Scandinavian Influence on the English Language

As a result of the contacts with the Vikings, the Old English language underwent influence of Scandinavian towards the end of the Old English period. Originally, on the continent the Anglo-Saxons and the Scandinavians were intimately related in a common racial and linguistic bond. This explains why the first English epic Beowulf , had for its setting one of the Scandinavian countries; even the main characters in the poem are Scandinavian. But when the Vikings began to attack and plunder England, the relationship between the Germanic races worsened.

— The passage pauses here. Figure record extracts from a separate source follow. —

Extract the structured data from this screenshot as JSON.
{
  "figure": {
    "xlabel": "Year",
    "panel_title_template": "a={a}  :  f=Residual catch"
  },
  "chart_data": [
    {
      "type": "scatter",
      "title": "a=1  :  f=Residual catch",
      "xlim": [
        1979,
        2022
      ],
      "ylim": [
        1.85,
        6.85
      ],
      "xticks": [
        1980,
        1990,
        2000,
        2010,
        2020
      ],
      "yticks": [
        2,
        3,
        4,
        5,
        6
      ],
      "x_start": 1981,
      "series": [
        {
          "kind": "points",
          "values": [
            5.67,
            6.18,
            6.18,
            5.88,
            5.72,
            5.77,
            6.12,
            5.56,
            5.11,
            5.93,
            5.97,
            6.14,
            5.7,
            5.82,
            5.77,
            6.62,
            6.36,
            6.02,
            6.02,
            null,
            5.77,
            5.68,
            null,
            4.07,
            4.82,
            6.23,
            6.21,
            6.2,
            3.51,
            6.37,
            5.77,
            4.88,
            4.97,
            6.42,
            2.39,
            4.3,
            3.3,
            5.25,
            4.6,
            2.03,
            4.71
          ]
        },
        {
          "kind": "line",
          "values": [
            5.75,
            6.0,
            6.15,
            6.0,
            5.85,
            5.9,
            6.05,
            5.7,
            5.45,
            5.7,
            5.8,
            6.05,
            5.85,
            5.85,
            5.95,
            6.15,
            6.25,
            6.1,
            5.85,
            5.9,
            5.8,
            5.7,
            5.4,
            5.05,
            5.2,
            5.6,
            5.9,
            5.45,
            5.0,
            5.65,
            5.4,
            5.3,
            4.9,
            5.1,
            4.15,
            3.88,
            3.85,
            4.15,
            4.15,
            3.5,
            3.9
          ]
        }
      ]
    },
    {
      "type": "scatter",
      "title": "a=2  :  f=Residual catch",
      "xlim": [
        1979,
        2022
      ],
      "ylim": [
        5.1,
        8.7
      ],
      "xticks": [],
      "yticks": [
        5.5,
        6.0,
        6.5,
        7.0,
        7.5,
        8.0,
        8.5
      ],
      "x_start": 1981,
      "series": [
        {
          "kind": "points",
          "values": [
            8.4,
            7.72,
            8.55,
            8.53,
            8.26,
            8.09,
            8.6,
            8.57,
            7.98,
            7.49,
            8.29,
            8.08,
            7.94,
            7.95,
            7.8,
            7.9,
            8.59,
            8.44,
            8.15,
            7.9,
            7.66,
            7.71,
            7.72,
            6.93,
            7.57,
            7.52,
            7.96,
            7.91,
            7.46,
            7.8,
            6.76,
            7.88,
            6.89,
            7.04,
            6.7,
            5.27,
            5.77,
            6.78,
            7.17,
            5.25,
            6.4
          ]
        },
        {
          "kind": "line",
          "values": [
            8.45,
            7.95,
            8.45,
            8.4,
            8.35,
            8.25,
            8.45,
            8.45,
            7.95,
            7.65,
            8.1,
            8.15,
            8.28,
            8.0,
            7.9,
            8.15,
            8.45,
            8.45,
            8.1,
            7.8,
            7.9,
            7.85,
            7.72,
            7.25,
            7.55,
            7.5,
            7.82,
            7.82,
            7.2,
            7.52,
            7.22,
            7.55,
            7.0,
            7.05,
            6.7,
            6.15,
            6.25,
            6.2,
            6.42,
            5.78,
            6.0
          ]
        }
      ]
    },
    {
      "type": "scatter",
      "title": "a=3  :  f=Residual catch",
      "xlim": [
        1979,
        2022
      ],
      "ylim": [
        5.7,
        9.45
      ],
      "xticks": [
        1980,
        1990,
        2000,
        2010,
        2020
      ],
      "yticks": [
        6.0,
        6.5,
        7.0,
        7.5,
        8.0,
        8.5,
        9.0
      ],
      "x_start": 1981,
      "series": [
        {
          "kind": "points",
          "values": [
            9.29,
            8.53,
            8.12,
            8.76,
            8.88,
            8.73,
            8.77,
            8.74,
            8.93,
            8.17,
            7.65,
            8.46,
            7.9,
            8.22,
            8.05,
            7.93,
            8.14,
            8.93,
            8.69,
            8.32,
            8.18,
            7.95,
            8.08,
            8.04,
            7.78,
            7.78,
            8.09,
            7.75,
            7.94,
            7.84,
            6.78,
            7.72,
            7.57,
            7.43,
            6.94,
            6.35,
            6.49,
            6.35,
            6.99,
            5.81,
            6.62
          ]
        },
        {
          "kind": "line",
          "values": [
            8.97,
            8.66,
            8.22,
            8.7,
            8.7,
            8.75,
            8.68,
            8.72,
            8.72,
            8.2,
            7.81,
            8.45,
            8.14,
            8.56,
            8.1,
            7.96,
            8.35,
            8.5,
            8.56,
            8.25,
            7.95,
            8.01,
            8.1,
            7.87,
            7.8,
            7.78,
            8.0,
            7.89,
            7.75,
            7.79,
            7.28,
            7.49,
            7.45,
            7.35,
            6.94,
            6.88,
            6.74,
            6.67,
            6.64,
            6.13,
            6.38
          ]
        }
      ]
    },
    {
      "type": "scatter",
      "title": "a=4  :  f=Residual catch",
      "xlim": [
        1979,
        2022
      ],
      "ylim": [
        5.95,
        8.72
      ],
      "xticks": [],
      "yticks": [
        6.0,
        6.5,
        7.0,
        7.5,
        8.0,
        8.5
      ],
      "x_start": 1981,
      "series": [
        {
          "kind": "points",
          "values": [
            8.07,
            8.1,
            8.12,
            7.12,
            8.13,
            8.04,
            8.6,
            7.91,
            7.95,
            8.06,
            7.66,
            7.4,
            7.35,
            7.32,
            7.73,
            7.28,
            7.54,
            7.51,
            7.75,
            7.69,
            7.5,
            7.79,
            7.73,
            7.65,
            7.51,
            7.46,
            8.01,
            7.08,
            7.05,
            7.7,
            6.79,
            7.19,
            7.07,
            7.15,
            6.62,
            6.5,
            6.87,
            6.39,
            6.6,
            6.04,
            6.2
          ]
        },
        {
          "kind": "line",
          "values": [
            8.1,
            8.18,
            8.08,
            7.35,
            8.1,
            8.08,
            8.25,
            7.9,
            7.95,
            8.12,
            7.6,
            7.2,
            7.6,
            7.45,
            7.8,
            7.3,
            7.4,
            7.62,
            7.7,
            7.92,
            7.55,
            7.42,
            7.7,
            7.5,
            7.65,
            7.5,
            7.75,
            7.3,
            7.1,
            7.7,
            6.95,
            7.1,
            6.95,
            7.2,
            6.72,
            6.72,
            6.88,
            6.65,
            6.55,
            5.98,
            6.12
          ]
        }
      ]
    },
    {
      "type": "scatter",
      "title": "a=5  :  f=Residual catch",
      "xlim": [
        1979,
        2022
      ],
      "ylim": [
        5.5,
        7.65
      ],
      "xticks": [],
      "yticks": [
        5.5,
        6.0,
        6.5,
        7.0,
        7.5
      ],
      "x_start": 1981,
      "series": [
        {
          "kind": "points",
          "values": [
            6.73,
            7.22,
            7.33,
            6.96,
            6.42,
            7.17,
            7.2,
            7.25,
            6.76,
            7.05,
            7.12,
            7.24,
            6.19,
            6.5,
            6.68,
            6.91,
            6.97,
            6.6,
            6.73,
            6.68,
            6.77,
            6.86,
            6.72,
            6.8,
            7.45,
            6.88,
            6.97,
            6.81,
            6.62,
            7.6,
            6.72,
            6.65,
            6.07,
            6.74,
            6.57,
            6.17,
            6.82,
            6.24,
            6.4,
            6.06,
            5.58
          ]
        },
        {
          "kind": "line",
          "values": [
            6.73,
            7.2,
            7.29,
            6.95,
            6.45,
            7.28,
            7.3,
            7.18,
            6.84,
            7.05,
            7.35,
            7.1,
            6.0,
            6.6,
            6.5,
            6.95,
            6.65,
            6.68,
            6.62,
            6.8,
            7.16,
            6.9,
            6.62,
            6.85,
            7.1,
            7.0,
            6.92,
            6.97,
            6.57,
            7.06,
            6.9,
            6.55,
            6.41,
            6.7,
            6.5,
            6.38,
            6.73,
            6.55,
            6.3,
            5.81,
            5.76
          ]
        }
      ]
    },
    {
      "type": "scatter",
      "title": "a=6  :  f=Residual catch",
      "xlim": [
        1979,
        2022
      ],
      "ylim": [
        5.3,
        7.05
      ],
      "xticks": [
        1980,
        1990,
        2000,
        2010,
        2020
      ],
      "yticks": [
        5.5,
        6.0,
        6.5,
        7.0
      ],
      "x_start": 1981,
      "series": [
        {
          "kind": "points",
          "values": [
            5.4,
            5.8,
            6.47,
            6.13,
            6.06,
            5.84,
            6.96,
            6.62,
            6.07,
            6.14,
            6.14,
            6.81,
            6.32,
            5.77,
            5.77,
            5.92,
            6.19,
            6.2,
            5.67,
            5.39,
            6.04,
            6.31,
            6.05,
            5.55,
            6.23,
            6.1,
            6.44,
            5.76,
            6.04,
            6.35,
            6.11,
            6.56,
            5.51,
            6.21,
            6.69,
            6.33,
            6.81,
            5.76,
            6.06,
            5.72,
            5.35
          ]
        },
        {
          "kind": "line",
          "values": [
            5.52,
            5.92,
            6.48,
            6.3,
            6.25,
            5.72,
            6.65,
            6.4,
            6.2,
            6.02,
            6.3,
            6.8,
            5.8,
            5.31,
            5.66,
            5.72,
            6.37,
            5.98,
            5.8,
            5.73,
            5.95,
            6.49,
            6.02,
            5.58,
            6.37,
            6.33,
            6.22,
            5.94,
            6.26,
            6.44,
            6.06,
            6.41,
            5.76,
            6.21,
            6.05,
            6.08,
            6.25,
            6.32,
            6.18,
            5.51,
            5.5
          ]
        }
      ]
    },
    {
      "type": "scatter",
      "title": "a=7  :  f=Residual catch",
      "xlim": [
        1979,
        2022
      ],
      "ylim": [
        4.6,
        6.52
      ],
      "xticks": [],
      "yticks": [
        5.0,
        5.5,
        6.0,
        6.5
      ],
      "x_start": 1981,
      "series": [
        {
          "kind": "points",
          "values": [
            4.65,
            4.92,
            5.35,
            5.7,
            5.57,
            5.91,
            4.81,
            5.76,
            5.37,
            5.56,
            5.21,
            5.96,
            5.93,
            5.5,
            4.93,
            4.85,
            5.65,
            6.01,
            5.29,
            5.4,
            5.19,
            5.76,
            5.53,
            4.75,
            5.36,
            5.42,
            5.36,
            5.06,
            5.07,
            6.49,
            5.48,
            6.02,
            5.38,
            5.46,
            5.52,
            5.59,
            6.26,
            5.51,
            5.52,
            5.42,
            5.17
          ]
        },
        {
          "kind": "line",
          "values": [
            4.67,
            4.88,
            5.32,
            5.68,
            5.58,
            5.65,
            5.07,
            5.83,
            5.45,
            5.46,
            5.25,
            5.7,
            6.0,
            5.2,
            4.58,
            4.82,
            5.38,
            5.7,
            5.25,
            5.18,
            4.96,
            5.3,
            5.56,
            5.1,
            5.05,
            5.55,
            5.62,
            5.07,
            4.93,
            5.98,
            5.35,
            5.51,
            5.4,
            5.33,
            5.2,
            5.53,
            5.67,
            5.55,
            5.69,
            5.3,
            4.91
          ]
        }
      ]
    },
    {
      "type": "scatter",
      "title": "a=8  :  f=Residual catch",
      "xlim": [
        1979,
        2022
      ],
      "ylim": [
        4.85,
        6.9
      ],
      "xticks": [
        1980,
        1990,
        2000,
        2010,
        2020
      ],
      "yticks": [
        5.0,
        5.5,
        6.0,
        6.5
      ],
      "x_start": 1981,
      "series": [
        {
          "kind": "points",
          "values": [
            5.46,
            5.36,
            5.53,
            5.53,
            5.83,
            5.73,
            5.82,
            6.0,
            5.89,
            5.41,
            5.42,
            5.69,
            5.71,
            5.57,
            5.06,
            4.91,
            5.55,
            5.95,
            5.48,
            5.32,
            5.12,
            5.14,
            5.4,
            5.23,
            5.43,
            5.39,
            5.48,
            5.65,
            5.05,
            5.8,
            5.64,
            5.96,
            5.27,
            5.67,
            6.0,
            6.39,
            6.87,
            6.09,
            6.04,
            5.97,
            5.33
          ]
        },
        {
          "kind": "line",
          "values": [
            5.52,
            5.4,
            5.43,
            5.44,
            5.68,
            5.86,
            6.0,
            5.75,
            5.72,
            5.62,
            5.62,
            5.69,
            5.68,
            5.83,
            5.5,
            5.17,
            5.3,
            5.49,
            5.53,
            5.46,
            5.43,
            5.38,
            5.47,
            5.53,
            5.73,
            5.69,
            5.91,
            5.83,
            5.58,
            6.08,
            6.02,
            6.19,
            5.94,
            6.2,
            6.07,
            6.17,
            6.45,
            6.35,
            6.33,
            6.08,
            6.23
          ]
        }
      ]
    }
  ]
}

Ultimately, many Scandinavians settled down in different parts of England, and as a result of this co-existence, the language of the Anglo-Saxons was considerably influenced by the language of the invaders.
Since the two peoples lived very intimately, it is very difficult to identify the Scandinavian words in English. Some words, however, can be identified as of Scandinavian origin. The reason is that phonologically their form is different from what could be expected in a native English word. Thus the word awe is certainly of Scandinavian origin; the Old English form is ege. Another word where Old English had a palatal g and Scandinavian a velar g was the word for ‘egg’, which was Old English æg and Scandinavian egg. Obviously, therefore, the modern word, egg comes from Scandinavian. Similarly Old English sometimes had palatal c where Scandinavian retained the velar k. That is why church is English and kirk is Sandinavian. Again Germanic sk did not become palatalized in Scandinavian as it did in Old English. Thus Shirt is English and skirt, Scandinavian.
Among the vowels, the main difference is that proto-Germanic ai becomes ei in Scandinavian, but a in Old English as can be seen in the pair nei-na, the first giving modern English nay and the second no. Often, a word of Scandinavian origin can be identified by the fact that it does not occur in Old English, but does occur in Scandinavian. An example is the verb, “to take”, which is Scandinavian taka. This is not found in Old English, which uses the verb niman.
Many of the Scandinavian words have since died out from the English language, but quite a number remains. We find the legal and administrative terms, such as the words—thrall, law, by-law, crave and riding. The largest single group of these words is such as would be associated with a sea-roving people, words like barda (beaked ship), ceanerr (small warship), liþ (fleet), dreng (warrior), orrest (battle) and ran (robbery). Among the most notable evidences of Scandinavian settlement in England is the large number of places that bear Scandinavian names. We find more than six hundred of places like Whitby, Derby, Rugby (–by, a Danish word meaning ‘farm’ or ‘town’), three hundred names like Althorp and Linthorp (Scan. ‘thorp’ meaning ‘village’), almost equal number of names like Braithwate, (Scan. thwate, meaning “an isolated piece of land”, about a hundred places like Brimtoft, Nortoft (Scan. -toft a piece of ground). A similar high percentage of Scandinavian personal names is found in English. Names ending in -son, like Stevenson or Johnson, conform to a characteristic Scandinavian custom.
The English and the Scandinavian were accustomed to much the same kind of rural life, and the fusion of the two peoples was a very close one. Many of the words taken over in consequence were homely and everyday ones. Thus the word sister is taken from Scandinavian. So are the names of parts of the body— leg and neck. Other common names include window, sky, knife, skin, dirt, skill, bag, cake and fellow. Everyday adjectives include wrong, low, loose, odd, flat and ugly. Among the everyday verbs are get, give, call, want, take, drag, smile, thrive, die etc. the conjunction though is also from Scandinavian. So are more remarkably the pronouns they, them and their. As Jesperson pointed out, such words are rarely borrowed by one language from another. All this only go to show that the distinguished Scandinavian philologist is right when he says:
“An Englishman cannot thrive or be ill or die without Scandinavian words; they are to the language what bread and eggs are to the daily fare.”


  1. Anonymous

    Oh, this is awesome!

  2. Interesting article but with huge problems, this is assuming Old English had the same words throughout the country and that the Scandinavians were one people, from evidence I have looked at neither are the case. Old English had various dialects how can we possible know what is Scandinavian or what is simply a local Old English dialect word. As in Beowulf so called Saxons were happy to read about stories set in Scandinavia without a care, how do we know Scandianvian influence was not already in the north and east after all the north and east is closer to Scandinavia anyway. There are words in the West Midlands (not ruled by the Vikings) which come from Scandinavian words e.g. blather and Wassailing (which is old English) but close to Scandinavian tradition is found in Somerset and Devon. The picture is far from straight forward.